Whilst a dollop of whipped cream on the side is a perfect pairing for this citrusy sponge, mixing some yogurt with icing sugar is also a lovely alternative. It is slightly tangy and cuts the sweetness of the cake. The next time you are looking to bake a celebration cake, perhaps try this for a more unconventional alternative.

If you make this recipe, please share it with me by tagging me on Instagram @adventureswithsugar or on Facebook at Adventures with Sugar.

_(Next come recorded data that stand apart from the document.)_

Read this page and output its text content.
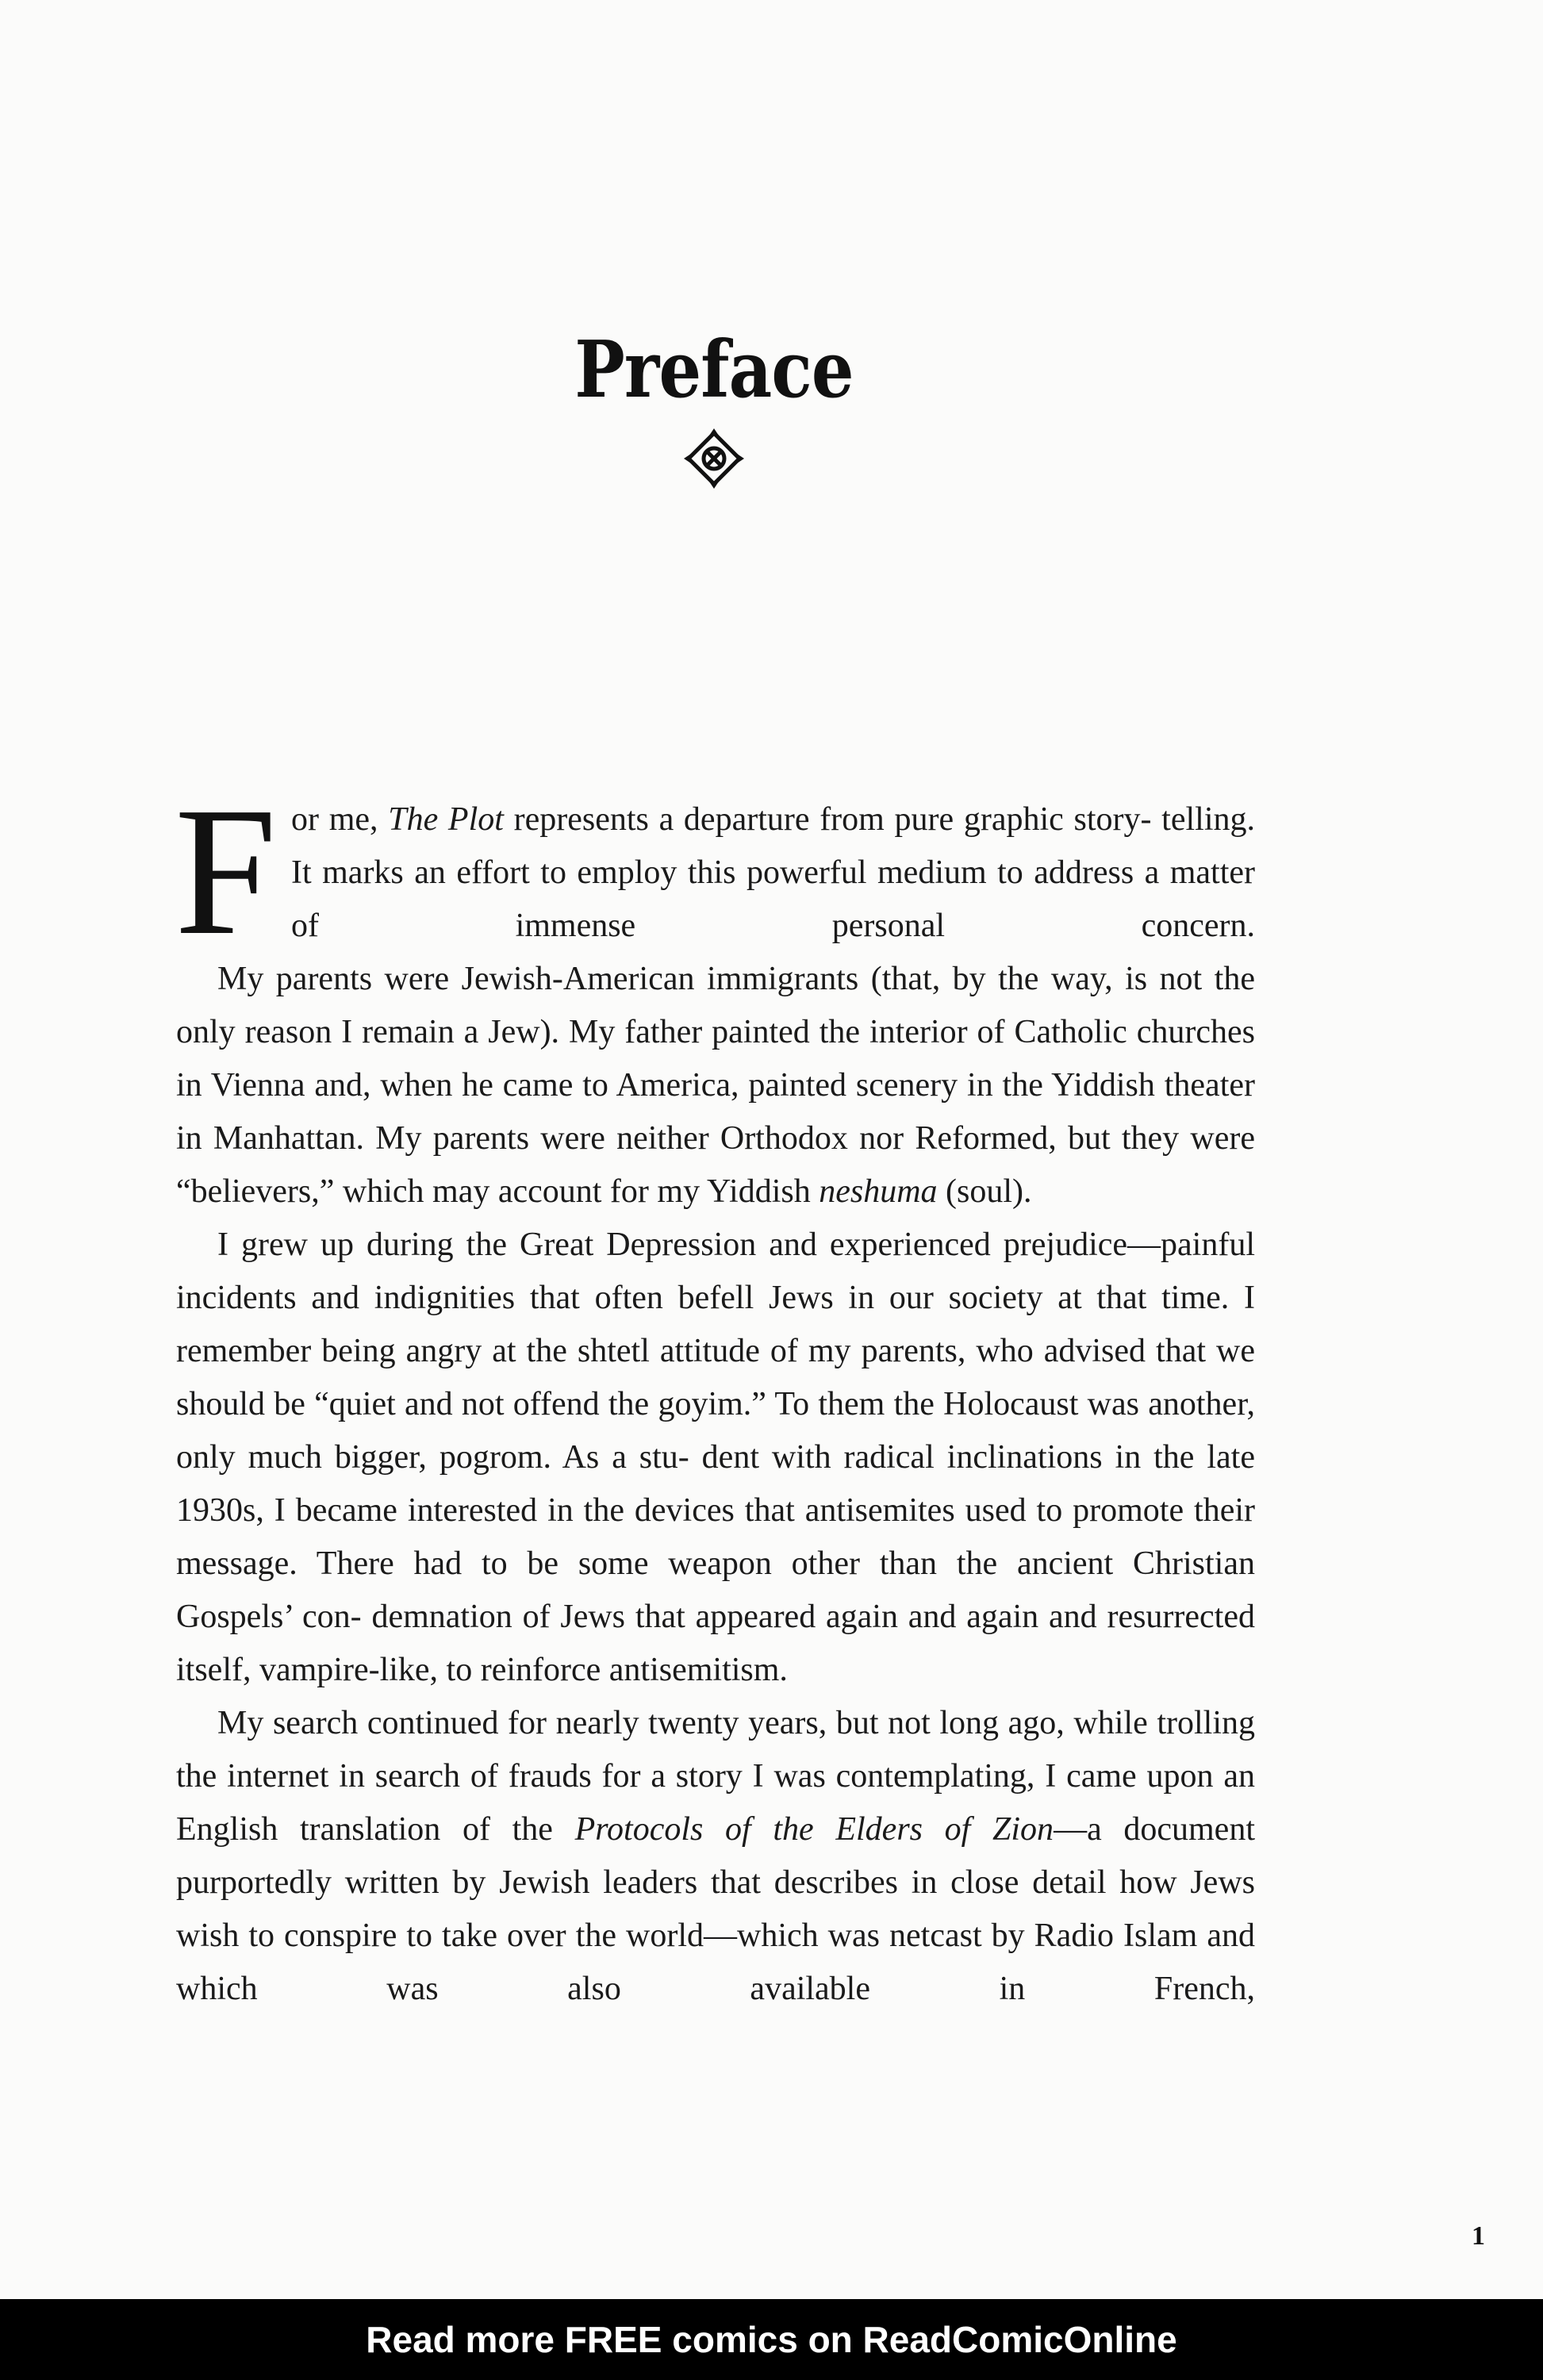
Preface

For me, The Plot represents a departure from pure graphic story- telling. It marks an effort to employ this powerful medium to address a matter of immense personal concern.

My parents were Jewish-American immigrants (that, by the way, is not the only reason I remain a Jew). My father painted the interior of Catholic churches in Vienna and, when he came to America, painted scenery in the Yiddish theater in Manhattan. My parents were neither Orthodox nor Reformed, but they were “believers,” which may account for my Yiddish neshuma (soul).

I grew up during the Great Depression and experienced prejudice—painful incidents and indignities that often befell Jews in our society at that time. I remember being angry at the shtetl attitude of my parents, who advised that we should be “quiet and not offend the goyim.” To them the Holocaust was another, only much bigger, pogrom. As a stu- dent with radical inclinations in the late 1930s, I became interested in the devices that antisemites used to promote their message. There had to be some weapon other than the ancient Christian Gospels’ con- demnation of Jews that appeared again and again and resurrected itself, vampire-like, to reinforce antisemitism.

My search continued for nearly twenty years, but not long ago, while trolling the internet in search of frauds for a story I was contemplating, I came upon an English translation of the Protocols of the Elders of Zion—a document purportedly written by Jewish leaders that describes in close detail how Jews wish to conspire to take over the world—which was netcast by Radio Islam and which was also available in French,

1
Read more FREE comics on ReadComicOnline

  • This recipe works best with cara cara/blood oranges, but can also be made with navel oranges. Using grapefruit produces quite a bitter undertone which I did not personally enjoy. Using mandarins tend to fall apart and look less pretty.
  • Make sure the oranges fully cover the base and overlap. Any gaps will result in the cake peeking through and the design will look less pretty.
  • Make sure to let the cake cool completely before upturning it. If you do this whilst warm the cake can fall apart.


  • 100g sugar
  • 60ml water
  • 3 medium size cara cara oranges, navel oranges or blood oranges


  1. Grease and line the bottom and sides of a 23cm round spring-form tin with baking paper. Set aside. For extra safety, wrap the outside in foil in case the syrup leaks out the tin.
  2. To make the syrup, add the sugar and the water to a microwave safe bowl and heat in around 30 second bursts.
  3. Give it a stir now and then to make sure the sugar completely dissolved into the water.
  4. The syrup should be slightly thickened, once all the sugar has dissolved. Set aside to cool and thicken further.
  5. Thinly slice your oranges into rounds. I find this easiest to do with a sharp serrated knife. Slice off the skin of the oranges to remove the bitterness.
  6. Arrange your oranges on the base of your tin. Make sure the base is fully covered with the oranges. If not, the sponge will peak through the orange topping and not look as pretty.
  7. Once the oranges have been arranged, completely cover them with the syrup, and set aside.


  • 120g butter, melted
  • 120ml oil
  • 250g sugar
  • 2 Tbs orange rind
  • 3 large eggs, separated (this should be around 50g each, out of shell)
  • 240g cake flour
  • 20g cornflour
  • 1.5 tsp bicarbonate of soda
  • 1.5 tsp baking powder
  • 1/2 tsp salt
  • 125ml orange juice, freshly squeezed
  • 120g full fat yogurt
  • 1 tsp vanilla essence


  1. Preheat your oven to 180 degrees Celcius.
  2. Sift the flour, cornflour, baking powder, bicarbonate of soda and salt in a separate bowl and set aside.
  3. Mix the yogurt, orange juice and vanilla essence together and set aside.
  4. Cream the butter, oil, sugar and orange rind until the mixture is pale and slightly fluffy. This should take about 3 minutes.
  5. Add the eggs, one at a time adding the next after the previous egg is fully incorporated.
  6. Following the eggs, begin with the flour mixture and alternate with yogurt mixture. The flour mixture will be incorporated in three batches and the yogurt mixture in two parts.
  7. Spoon the mixture carefully into the cake tin, on top of the oranges. Be careful not to displace the oranges. Level out the cake batter.
  8. Bake for around 40 minutes, or until a skewer inserted comes out clean, with no crumbs on it.
  9. Let the cake cool in the tin completely, before turning out. If you turn the cake out whilst the cake is still warm, the oranges on the top could cause the cake to fall apart.